If blogging is both the construction of a personal knowledge artefact and an ecological practice, which reveals emergent knowledges as a series of dynamically linked spaces, this immediately focuses any pedagogy of blogging on questions of connectivity and the evolution of ideas over time.
I am therefore becoming increasingly convinced that blogs used across classes over the duration of a degree course, rather than blogs focused on specific assignment tasks or blogs developed for single semester units are a more congruent use of this technology.
If students were encouraged to establish a blog at the beginning of their course and continued to use it to post research notes, stories and reflections throughout their degree studies, this would become a unique and powerful teaching and learning tool.
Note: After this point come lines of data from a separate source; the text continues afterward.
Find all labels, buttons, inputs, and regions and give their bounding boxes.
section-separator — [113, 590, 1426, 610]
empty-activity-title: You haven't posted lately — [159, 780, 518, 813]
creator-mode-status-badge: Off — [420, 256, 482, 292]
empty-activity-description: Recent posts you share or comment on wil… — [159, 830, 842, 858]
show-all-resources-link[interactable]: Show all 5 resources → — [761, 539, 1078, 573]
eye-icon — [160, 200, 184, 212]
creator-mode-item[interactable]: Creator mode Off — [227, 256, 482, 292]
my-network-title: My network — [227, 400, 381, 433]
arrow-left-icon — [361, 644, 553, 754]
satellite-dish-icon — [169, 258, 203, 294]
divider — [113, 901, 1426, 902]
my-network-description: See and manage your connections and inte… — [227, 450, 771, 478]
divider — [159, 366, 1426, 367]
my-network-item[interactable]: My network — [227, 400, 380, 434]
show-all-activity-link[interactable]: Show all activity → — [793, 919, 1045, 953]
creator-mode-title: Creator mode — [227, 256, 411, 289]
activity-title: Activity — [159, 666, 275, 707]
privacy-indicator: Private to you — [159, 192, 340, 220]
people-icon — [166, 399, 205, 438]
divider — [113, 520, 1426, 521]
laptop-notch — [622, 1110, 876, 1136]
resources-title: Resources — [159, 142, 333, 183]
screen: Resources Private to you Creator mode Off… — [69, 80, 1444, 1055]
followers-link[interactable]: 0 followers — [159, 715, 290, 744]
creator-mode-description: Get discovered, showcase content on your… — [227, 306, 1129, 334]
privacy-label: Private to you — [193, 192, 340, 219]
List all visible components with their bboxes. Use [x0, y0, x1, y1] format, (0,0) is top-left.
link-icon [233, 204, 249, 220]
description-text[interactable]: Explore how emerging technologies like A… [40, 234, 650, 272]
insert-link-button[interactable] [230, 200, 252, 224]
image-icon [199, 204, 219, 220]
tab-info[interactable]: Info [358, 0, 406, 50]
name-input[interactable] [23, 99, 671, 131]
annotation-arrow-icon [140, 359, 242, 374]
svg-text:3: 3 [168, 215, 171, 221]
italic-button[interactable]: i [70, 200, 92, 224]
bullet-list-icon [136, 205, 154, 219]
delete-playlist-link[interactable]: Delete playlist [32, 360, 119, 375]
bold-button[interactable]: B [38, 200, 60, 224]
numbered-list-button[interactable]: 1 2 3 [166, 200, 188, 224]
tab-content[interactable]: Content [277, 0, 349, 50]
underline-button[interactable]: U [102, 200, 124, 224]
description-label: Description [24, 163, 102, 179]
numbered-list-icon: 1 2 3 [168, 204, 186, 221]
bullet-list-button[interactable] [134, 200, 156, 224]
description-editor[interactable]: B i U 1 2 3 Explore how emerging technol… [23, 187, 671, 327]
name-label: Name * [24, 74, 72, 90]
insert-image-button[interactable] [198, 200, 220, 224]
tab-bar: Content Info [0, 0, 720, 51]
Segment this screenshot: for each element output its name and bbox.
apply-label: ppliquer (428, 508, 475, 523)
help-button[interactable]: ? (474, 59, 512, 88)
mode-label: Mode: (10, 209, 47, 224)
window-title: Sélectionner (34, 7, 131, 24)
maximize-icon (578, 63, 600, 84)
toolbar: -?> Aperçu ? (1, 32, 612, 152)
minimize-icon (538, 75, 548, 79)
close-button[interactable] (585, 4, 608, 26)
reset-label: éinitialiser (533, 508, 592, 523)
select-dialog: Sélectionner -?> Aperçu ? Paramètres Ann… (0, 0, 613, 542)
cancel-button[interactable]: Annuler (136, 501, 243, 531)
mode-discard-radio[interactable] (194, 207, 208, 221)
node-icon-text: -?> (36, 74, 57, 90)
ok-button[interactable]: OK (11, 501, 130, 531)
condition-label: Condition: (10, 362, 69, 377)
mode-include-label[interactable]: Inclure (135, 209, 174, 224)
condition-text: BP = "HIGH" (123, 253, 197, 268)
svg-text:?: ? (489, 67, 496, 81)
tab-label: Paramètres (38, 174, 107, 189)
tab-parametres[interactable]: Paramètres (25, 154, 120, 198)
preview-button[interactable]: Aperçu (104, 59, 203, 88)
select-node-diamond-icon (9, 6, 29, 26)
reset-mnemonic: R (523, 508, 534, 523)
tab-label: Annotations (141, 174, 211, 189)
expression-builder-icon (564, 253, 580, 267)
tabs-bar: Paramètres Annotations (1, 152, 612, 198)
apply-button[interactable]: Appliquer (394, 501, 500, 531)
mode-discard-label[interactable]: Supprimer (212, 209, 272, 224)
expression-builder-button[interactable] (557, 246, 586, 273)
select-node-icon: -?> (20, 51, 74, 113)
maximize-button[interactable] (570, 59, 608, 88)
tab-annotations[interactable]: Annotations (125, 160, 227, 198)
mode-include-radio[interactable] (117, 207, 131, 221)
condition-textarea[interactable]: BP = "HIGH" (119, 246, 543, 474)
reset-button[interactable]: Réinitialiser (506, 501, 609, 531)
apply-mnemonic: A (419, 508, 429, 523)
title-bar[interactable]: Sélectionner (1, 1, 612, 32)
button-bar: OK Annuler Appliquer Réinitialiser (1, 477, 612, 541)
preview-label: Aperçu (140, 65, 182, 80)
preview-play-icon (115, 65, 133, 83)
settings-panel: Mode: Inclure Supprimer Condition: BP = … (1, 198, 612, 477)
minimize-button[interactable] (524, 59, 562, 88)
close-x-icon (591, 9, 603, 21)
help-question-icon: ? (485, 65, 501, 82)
The blog would evolve together with (and record) the student’s learning and practice experience. —Marcus O’Donnell —Blogging as pedagogic practice: artefact and ecology (Blogtalk Downunder)
I agree. The panel I proposed for next year’s 4Cs was sparked by the realization that more and more students are coming into our classes with experience as social bloggers (or with a knowledge of other social networking programs, like friendster, P2P file sharing, and IM culture in general), and on the role of their academic blogging as it is situated in the larger context of the blogosphere. Only the very young or the very cutting-edge people in the composition field have the proper experience to assess this dynamic.
O’Donnell’s article also references Patricia Remmell’s KairosNews posting, “Falling out of love with blogging,” which sparked an excellent discussion of a topic rarely discussed in the blogosphere (for perhaps obvious reasons).